In the next game, the Raiders did him a favor of sorts, inflicting several punishing blows on his knee. He got up, straightened his shoulder pads and waited for Dan Fouts to call the next play, feeling better about the state of his comeback.
But he had trouble walking for several days, and he wasn't included in the game plan for the forthcoming game against Denver. At that point, Winslow began to brood, and he worked up a real sulk as the season progressed.
He failed to show up for a team meeting the day after the Bronco game. As it turned out, he had flown to Canada on personal business. He was there to promote a beverage in which he had an economic stake, but he says now that there were bigger reasons for his flight.
"Nobody explained anything to me," Winslow said. "I didn't know what they wanted. . . . On my celebrated trip, I needed time to get away. I was asking myself why I had spent the previous 12 months getting ready if they weren't going to use me.
"The intelligent thing would have been to confront the coaches. Instead, I left. When I came back, I talked it over (with the front office) and gradually came to accept the role they defined for me."
He caught a season-high seven passes in a game against Houston, but his production was down in the final games, leaving him unhappy with his comeback--only 25 receptions.
There were rumors of a possible trade, but assistant coaches Al Saunders and Ernie Zampese squelched them with their commitment to retaining No. 80 in the San Diego offense.
Appreciative of their support, and lifted by his remarriage, Winslow has done an about-face in the off-season. He has actually showed up at the stadium without a frown, working toward a meaningful comeback.
"I used to hate going to the stadium to work out," he said. "I didn't even want to see it between seasons. But now, for the first time in my life, I've dedicated myself to working hard in the off-season.

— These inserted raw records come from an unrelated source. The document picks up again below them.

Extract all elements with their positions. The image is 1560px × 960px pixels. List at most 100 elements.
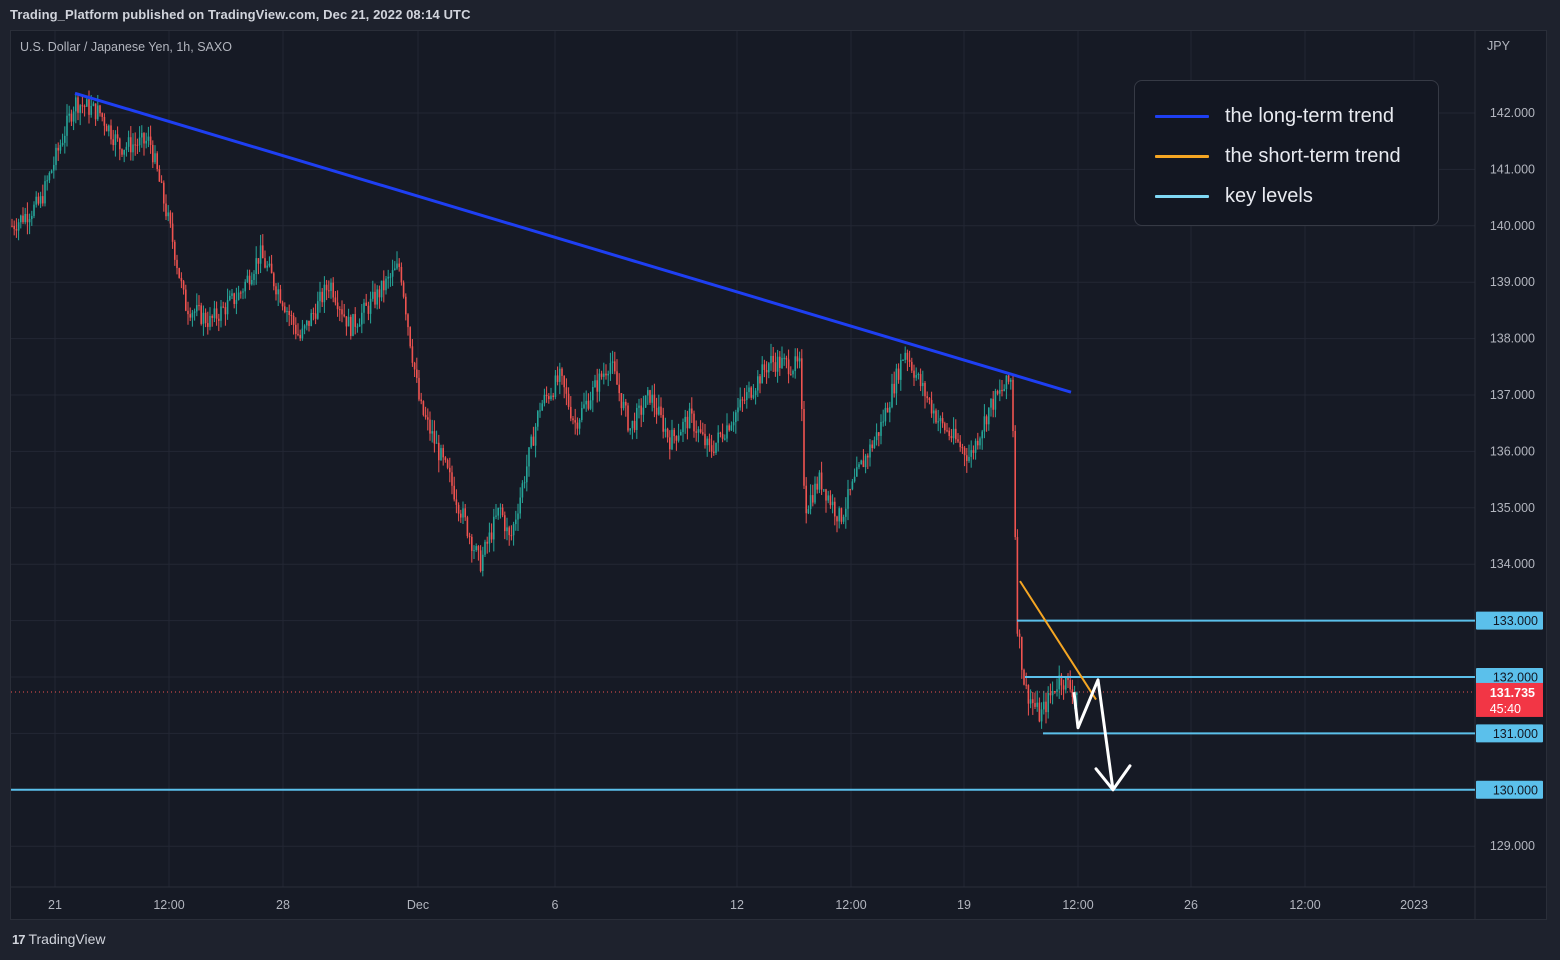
candle-body	[794, 356, 796, 372]
candle-body	[235, 299, 238, 304]
candle-body	[515, 519, 517, 525]
candle-body	[147, 136, 150, 141]
candle-body	[185, 289, 187, 311]
candle-body	[416, 369, 418, 378]
candle-body	[259, 245, 262, 264]
candle-body	[303, 325, 306, 329]
footer[interactable]: 17 TradingView	[12, 931, 106, 947]
candle-body	[963, 447, 966, 456]
candle-body	[675, 436, 678, 441]
candle-body	[134, 144, 136, 146]
y-tick-label: 135.000	[1490, 501, 1535, 515]
candle-body	[112, 139, 114, 146]
candle-body	[358, 324, 361, 327]
candle-body	[279, 289, 282, 303]
candle-body	[867, 455, 869, 458]
candle-body	[1032, 699, 1034, 704]
candle-body	[853, 476, 856, 482]
candle-body	[715, 442, 717, 453]
candle-body	[352, 314, 354, 336]
candle-body	[561, 368, 563, 376]
candle-body	[171, 223, 174, 242]
candle-body	[420, 399, 422, 402]
candle-body	[1034, 703, 1036, 707]
candle-body	[702, 432, 704, 434]
candle-body	[154, 153, 156, 163]
legend-item-long-term: the long-term trend	[1155, 101, 1394, 131]
candle-body	[534, 426, 537, 446]
candle-body	[952, 428, 955, 439]
candle-body	[682, 421, 684, 432]
candle-body	[277, 289, 279, 295]
candle-body	[983, 416, 986, 432]
candle-body	[631, 420, 634, 429]
candle-body	[167, 212, 169, 217]
candle-body	[581, 408, 583, 420]
candle-body	[374, 291, 376, 305]
candle-body	[251, 279, 253, 285]
candle-body	[449, 467, 451, 473]
candle-body	[1054, 691, 1056, 693]
candle-body	[321, 291, 323, 303]
candle-body	[380, 280, 383, 298]
candle-body	[1047, 692, 1049, 713]
candle-body	[948, 430, 950, 437]
key-level-price-text: 130.000	[1493, 783, 1538, 797]
candle-body	[770, 355, 772, 364]
candle-body	[156, 153, 158, 170]
candle-body	[552, 395, 554, 398]
candle-body	[895, 368, 898, 394]
candle-body	[559, 368, 561, 382]
candle-body	[583, 404, 585, 409]
candle-body	[785, 357, 788, 360]
candle-body	[882, 421, 884, 423]
candle-body	[726, 425, 728, 439]
candle-body	[196, 305, 198, 312]
candle-body	[1003, 389, 1005, 392]
candle-body	[911, 361, 913, 371]
candle-body	[385, 278, 387, 291]
candle-body	[475, 546, 477, 551]
candle-body	[620, 393, 623, 409]
candle-body	[103, 116, 106, 126]
candle-body	[429, 419, 431, 434]
candle-body	[864, 455, 867, 468]
candle-body	[1005, 375, 1008, 390]
candle-body	[607, 373, 609, 376]
candle-body	[842, 516, 845, 522]
candle-body	[484, 541, 486, 555]
candle-body	[345, 316, 348, 327]
candle-body	[174, 241, 176, 260]
candle-body	[202, 312, 205, 324]
candle-body	[229, 295, 231, 301]
candle-body	[341, 309, 343, 315]
candle-body	[378, 289, 381, 298]
candle-body	[343, 314, 345, 317]
candle-body	[253, 273, 255, 280]
candle-body	[523, 482, 526, 484]
candle-body	[361, 312, 363, 325]
candle-body	[189, 314, 191, 318]
candle-body	[609, 362, 612, 374]
candle-body	[418, 377, 420, 400]
candle-body	[1023, 669, 1025, 685]
long-term-trend-line	[74, 91, 1072, 394]
y-tick-label: 137.000	[1490, 388, 1535, 402]
candle-body	[556, 375, 559, 382]
candle-body	[680, 431, 682, 436]
candle-body	[1014, 431, 1016, 538]
candle-body	[473, 550, 475, 552]
candle-body	[732, 422, 735, 426]
candle-body	[594, 380, 596, 387]
candle-body	[438, 442, 440, 461]
legend-label-short-term: the short-term trend	[1225, 144, 1401, 167]
candle-body	[627, 405, 629, 431]
candle-body	[391, 270, 394, 277]
candle-body	[369, 298, 372, 314]
candle-body	[55, 147, 57, 165]
candle-body	[856, 467, 858, 477]
candle-body	[752, 394, 755, 398]
currency-label: JPY	[1487, 39, 1510, 53]
candle-body	[851, 481, 854, 490]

"My knee is a little stiff when I first wake up, but it warms up quickly. I have no doubts about being the old Kellen Winslow. I never attacked the ball last year, but now I'm running routes aggressively, and when the ball's in the air it's mine."
Winslow, a decent blocker when he puts some heart into the effort, said he would have no qualms about moving to offensive tackle when he turns 33 or 34.
"I don't get much chance to practice my blocking, but when I get the chance in a game I do pretty well," he said. "If some young buck comes along who might take my job, I'd think about becoming a blocker. Besides, what's a tight end but a faster offensive lineman with hands?"
The jokes were rare last year, when Winslow went weeks without talking to local writers. So he must be feeling pretty comfortable about his second comeback try, right?
In reply, Winslow delivered a monologue on the joyful absurdity of catching a football. He seems rather comfortable.
"It's really the simplest thing in the world," he said. "All you're doing is throwing around a piece of a dead pig . . . in front of millions of people. But it gets back to survival, like in the caveman days, and I get a real rush knowing three or four players are trying to stop me. I get such a thrill, and I want to do it again and again."
In pursuit of that elemental enjoyment, Winslow is enduring four workouts a week at 7:30 a.m.--and liking it.
"In running my routes, I'm not hesitating anymore," he said. "I can get to the spot, reach up and snatch the ball, the way I used to. I'm gliding out of breaks and catching the ball without thinking or even seeing it."
Winslow said he still has goals as a football player. He'd like to make 100 catches in a season ("It sticks in my craw that I haven't already done it.") and he'd like to duplicate his Miami playoff showing.
"The Miami game was something special, and I get very emotional when I see the replay," Winslow said. "Still, it's almost like an albatross. The only way to better it would be to do it in the Super Bowl.
"In a game like I had against the Dolphins, when I catch 8 or 10 or 12 passes, I get so hyped, and I'm having such a good time. It doesn't matter where the ball is thrown. It's just me and Dan, playing catch."